Trying to figure out what happened here with the hummingbird's wings. This was shot with my R6 MKII and a Tamron 150-600mm at about 500mm. At first I wondered about shutter roll but it's not what that looks like.
Hmmm. I agree it doesn't look like normal e-shutter readout lag, but I can't think of anything else that could cause that. In terms of my understanding of how e-shutter works, writing out lines of data, the horizontal lines on the left wing would seem to indicate that still might be the cause.
Looks like either a processing artifact or a potential sensor read issue. It's not just the wings for me but throughout the body of the hummingbird, with the difference being that the wings are moving far more than the body (the feeder looks OK). Rolling shutter is a sweep across the sensor whereas this looks like parallel lines across the shutter were read milli/micro-seconds apart in an "every-other" manner and not swept top to bottom. Anything that didn't move is fine, anything that did move is off.
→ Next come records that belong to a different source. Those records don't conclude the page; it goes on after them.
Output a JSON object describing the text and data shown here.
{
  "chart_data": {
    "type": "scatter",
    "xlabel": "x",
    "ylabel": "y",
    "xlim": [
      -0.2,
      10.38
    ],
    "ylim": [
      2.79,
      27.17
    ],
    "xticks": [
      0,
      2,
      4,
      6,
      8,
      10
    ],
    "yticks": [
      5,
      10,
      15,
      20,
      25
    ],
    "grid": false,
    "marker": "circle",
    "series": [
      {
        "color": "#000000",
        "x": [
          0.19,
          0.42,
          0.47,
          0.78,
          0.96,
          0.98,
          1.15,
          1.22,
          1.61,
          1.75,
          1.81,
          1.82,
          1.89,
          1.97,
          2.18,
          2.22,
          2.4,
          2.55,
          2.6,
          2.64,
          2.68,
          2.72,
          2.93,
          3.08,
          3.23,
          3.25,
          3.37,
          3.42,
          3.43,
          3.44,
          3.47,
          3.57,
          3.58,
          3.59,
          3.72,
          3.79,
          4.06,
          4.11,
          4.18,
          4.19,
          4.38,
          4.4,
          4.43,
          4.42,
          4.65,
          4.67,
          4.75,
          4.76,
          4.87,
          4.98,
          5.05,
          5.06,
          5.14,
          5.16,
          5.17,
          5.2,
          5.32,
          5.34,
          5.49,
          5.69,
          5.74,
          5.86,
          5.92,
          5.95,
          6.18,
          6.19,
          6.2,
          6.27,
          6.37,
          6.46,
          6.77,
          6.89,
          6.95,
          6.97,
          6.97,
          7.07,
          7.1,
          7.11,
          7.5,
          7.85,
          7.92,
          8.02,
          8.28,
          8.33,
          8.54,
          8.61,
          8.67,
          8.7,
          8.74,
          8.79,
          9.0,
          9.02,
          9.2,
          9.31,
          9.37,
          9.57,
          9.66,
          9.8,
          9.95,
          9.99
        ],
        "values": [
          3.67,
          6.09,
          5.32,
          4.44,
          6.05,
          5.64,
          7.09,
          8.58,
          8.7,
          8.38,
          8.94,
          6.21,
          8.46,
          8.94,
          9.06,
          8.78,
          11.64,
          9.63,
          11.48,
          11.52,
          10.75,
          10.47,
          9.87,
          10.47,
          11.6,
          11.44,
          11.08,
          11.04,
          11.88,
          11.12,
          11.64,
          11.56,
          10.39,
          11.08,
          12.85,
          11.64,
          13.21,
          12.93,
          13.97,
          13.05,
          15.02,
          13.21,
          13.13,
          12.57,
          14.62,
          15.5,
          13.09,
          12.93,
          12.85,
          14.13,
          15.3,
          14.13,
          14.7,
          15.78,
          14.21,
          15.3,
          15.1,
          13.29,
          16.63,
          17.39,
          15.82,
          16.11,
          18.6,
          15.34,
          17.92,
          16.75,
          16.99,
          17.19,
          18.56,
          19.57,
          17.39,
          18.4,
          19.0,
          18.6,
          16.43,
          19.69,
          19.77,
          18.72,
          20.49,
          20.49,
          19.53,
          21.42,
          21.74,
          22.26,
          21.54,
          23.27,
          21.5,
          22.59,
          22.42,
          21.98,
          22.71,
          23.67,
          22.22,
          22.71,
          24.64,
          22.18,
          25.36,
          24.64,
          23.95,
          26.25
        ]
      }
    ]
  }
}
I don't think that would occur with the sharpening tools I know, they would just enhance the effect there. Was this part of a longer burst, maybe at the end as the buffer filled? It's like this particular read got slowed down ever so slightly - a glitch in the matrix more than an actual issue. If it was a burst is there any evidence in the images immediately before and after?
Interesting. What were your ISO and shutter speed settings? Was this all manual or an automatic mode?
I’ve seen some weird sensor lag issues with some long exposures of night sky shots, where there were triangular artifacts from what was probably a satellite or meteor.
Here is a .dng file exported as a jpg with only some basic image edits like cropping, exposure, etc. Not processed in any other program.
1/6400 sec at f/6.3 and ISP 12800. Most likely electronic first curtain shutter. You can see the jagged edges on the wings.
Is that Tamron 150-600mm actually working for you on the R6mkII?
I though there were supposed to be some auto focus incompatibilities with that lens on the R6 line. I wonder if it's an artifact of the focus motors trying to focus on the super fast moving wings, and then it got extrapolated into the rolling shutter of the sensor.
I assume that you used some denoise processing on the picture int he first post? The jaggedness is definitely enhanced in that one compared to the original.
Can you try to reproduce the jagged effects? What happens when using the full mechanical shutter instead of the electronic shutter?